Economics professor assists in Nobel Prize-winning research

Zili Yang collaborated with Nobel laureate William Nordhaus on climate-change models

Zili Yang, an economics professor at Binghamton University, is seen in his office in the Library Tower. Image Credit: Jonathan Cohen.
Zili Yang, an economics professor at Binghamton University, is seen in his office in the Library Tower.
Zili Yang, an economics professor at Binghamton University, is seen in his office in the Library Tower. Photography: Jonathan Cohen.

Binghamton University economist Zili Yang was quick to reach out to William Nordhaus after learning that the Yale professor had won the 2018 Nobel Memorial Prize in Economic Sciences.

“I got the news when I woke up,” Yang said about the October announcement. “I sent him an email right away. I knew he’d be very busy so I didn’t want to bother him any further.”

But Yang wasn’t a just well-wisher honoring one of the leading minds in the field. As a Yale University doctoral student in the early 1990s, Yang worked with Nordhaus on climate-change research that laid the foundation for the Nobel Prize. Nordhaus was honored by the Nobel committee “for integrating climate change into long-run macroeconomic analysis.”

“I said: ‘Well-deserved and overdue. I’m proud to be your student,’” Yang said about his email. “That was basically the language.”

Yang called the award received by his doctoral advisor “an expected surprise.”

“Nordhaus is a top economist,” he said. “He has been well-recognized over the years. His research covers a broad area.”

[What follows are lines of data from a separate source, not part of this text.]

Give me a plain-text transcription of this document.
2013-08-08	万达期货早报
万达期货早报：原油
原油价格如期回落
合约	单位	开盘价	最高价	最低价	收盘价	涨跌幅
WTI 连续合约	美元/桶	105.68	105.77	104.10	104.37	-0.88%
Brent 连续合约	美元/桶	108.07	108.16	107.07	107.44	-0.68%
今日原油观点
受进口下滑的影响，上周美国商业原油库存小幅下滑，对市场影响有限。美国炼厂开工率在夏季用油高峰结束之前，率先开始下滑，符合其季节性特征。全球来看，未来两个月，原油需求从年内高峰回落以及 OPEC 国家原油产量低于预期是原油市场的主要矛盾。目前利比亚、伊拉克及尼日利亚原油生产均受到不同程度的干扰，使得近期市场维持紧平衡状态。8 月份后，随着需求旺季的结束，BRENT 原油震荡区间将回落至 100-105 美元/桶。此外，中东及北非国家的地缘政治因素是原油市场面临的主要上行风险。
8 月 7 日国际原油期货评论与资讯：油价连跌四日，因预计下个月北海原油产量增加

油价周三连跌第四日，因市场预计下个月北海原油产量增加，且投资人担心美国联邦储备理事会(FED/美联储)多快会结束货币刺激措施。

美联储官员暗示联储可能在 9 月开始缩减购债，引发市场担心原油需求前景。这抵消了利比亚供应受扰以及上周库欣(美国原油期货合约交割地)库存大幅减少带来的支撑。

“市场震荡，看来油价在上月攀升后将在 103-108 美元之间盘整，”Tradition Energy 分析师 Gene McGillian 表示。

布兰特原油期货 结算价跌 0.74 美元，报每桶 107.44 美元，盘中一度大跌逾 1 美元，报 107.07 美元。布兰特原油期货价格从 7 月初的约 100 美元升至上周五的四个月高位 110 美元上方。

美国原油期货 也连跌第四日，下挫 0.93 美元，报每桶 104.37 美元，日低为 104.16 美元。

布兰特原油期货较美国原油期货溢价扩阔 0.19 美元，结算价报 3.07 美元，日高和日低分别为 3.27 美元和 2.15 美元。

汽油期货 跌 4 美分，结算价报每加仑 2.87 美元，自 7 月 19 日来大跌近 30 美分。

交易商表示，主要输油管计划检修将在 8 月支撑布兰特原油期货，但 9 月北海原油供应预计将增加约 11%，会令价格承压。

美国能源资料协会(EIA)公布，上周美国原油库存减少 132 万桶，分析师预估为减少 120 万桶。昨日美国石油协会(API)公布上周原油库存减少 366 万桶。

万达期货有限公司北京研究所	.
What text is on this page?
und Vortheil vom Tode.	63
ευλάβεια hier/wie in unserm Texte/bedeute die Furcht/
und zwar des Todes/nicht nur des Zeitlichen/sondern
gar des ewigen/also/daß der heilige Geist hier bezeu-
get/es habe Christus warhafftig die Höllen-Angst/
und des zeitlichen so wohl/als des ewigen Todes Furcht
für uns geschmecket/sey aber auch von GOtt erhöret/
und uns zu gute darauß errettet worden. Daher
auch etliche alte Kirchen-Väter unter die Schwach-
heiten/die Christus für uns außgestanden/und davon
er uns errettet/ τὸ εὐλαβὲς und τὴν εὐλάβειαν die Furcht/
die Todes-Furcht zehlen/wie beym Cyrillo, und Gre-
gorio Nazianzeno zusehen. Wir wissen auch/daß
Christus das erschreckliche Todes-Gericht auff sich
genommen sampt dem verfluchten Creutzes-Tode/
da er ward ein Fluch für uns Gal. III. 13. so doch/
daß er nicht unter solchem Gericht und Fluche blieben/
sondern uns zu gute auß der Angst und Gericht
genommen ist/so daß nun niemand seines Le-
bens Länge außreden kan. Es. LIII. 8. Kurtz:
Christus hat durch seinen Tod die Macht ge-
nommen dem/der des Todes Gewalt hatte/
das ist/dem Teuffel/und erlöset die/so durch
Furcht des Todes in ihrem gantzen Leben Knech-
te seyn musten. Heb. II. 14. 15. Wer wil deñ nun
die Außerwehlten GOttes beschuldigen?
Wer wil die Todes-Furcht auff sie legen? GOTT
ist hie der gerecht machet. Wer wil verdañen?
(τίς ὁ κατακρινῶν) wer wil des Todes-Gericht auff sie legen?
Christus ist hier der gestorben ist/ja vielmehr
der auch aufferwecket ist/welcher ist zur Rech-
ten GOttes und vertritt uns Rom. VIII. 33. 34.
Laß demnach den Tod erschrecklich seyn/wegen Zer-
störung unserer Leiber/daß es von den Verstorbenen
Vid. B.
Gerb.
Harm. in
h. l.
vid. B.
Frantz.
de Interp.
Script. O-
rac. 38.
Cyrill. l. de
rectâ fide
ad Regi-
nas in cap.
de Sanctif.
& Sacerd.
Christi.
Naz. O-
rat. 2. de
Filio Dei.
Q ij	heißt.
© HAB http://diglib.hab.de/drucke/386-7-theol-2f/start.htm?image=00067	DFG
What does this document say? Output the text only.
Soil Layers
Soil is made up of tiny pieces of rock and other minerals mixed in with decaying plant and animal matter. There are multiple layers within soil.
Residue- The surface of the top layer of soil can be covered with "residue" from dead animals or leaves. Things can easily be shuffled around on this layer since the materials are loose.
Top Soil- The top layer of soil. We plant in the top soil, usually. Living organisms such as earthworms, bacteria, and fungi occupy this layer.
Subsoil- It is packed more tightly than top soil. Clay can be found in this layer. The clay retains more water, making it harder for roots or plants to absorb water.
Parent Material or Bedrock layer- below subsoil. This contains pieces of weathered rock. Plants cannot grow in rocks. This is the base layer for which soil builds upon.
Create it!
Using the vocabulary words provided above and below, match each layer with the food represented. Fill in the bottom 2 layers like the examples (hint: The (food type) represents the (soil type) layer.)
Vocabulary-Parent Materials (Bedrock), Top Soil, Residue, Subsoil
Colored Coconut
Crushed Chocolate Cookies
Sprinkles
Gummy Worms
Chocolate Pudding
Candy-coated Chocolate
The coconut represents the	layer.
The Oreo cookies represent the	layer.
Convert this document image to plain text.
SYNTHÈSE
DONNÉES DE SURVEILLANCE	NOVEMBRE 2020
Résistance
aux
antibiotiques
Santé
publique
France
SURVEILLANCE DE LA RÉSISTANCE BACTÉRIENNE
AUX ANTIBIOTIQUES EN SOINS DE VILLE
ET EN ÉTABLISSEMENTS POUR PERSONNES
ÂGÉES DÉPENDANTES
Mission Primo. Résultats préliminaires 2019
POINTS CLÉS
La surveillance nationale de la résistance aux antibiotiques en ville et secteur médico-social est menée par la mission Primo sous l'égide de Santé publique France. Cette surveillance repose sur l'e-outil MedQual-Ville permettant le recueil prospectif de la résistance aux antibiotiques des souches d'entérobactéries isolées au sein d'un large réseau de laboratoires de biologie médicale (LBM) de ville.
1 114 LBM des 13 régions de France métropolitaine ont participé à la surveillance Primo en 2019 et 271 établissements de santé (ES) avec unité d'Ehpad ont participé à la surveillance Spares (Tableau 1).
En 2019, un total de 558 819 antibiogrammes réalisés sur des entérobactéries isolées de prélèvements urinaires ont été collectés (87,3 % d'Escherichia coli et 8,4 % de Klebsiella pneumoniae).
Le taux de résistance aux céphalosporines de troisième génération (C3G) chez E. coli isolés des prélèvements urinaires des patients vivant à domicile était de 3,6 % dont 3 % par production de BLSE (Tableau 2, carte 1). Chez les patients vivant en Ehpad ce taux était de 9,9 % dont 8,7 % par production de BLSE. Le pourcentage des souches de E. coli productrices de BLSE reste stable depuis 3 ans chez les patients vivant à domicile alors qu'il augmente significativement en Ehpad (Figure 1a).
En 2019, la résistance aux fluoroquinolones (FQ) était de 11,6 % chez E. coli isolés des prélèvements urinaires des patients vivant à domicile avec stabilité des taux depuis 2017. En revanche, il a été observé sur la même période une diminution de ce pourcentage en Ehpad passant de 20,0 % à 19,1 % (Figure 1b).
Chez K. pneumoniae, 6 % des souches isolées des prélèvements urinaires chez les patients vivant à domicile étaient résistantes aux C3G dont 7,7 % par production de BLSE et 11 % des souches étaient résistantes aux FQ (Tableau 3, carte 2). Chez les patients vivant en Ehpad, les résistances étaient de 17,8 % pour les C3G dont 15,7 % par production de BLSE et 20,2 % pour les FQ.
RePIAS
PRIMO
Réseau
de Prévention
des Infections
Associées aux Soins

Yang started his doctoral work at Yale in 1987 after receiving his master’s degree in management science from Tianjin University in China in 1985.

Nordhaus, a Yale faculty member since 1967, had examined economic approaches to global warming for more than a decade when Yang joined his research team. But Yang admitted that he had no idea then that the work would prove so long-lasting.

“At the time, I didn’t feel much,” he recalled with a laugh. “It was just regular (research assistant) work!”

By 1992, Nordhaus developed the Dynamic Integrated Climate-Economy (DICE) model, a computer-based integrated assessment model that describes the global interplay between the climate, energy usage and the economy.

Yang received his doctorate in 1993 and became a collaborator with Nordhaus. In 1996, the pair produced a paper that expanded DICE into the Regional Integrated model of Climate and the Economy (RICE). While DICE served as a single global model, RICE divided the world into 12 regions. The models have been used for the past 30 years by researchers all over the world.

“DICE/RICE isn’t only a paper. It is also a set of programming codes,” Yang said, calling it “a practical tool” for researchers. “Everyone wanted to use it. We released the codes without any patent or copyright. It’s public information that anyone can use.”

After Yale, Yang served as a research associate at Massachusetts Institute of Technology and as an assistant professor in the Department of Energy, Environmental and Mineral Economics at Penn State University. He joined the Binghamton University faculty in fall 2002 and saw the release of his book, Strategic Bargaining and Cooperation in Greenhouse Gas Mitigations: An Integrated Assessment Modeling Approach, in 2008 by MIT Press. He is now working on a second book with Cambridge University Press.

Yang is also still collaborating with his mentor. He and Nordhaus have started a three-year project to update and upgrade DICE/RICE “to make it stand for the next decade,” Yang said.

The pair primarily works via email, although they see each occasionally.

“I’m sure that there aren’t many advisor-student research relationships that have lasted this long,” Yang said. “He’s been so supportive through all of the stages in my career. If someone still wants to work with you on technologically detailed (research), there must be something complementary and mutually helpful there.”

Yang is impressed that Nordhaus – now the Sterling Professor of Economics at Yale – is still a force in the economics field at age 77.

“Most people his age are no longer doing any kind of hands-on work themselves,” he said. “He’s still doing things on his own – and working hard.”

Yang, whose name is mentioned in the Nobel report detailing the work of Nordhaus, said he is pleased to have played a role in the research.

“I’m glad that this part of my work was recognized,” he said. “The 1996 Nordhaus-Yang paper was the most important (publication) for the evolvement of DICE/RICE. I can say that I co-authored a Nobel Prize-winning paper.”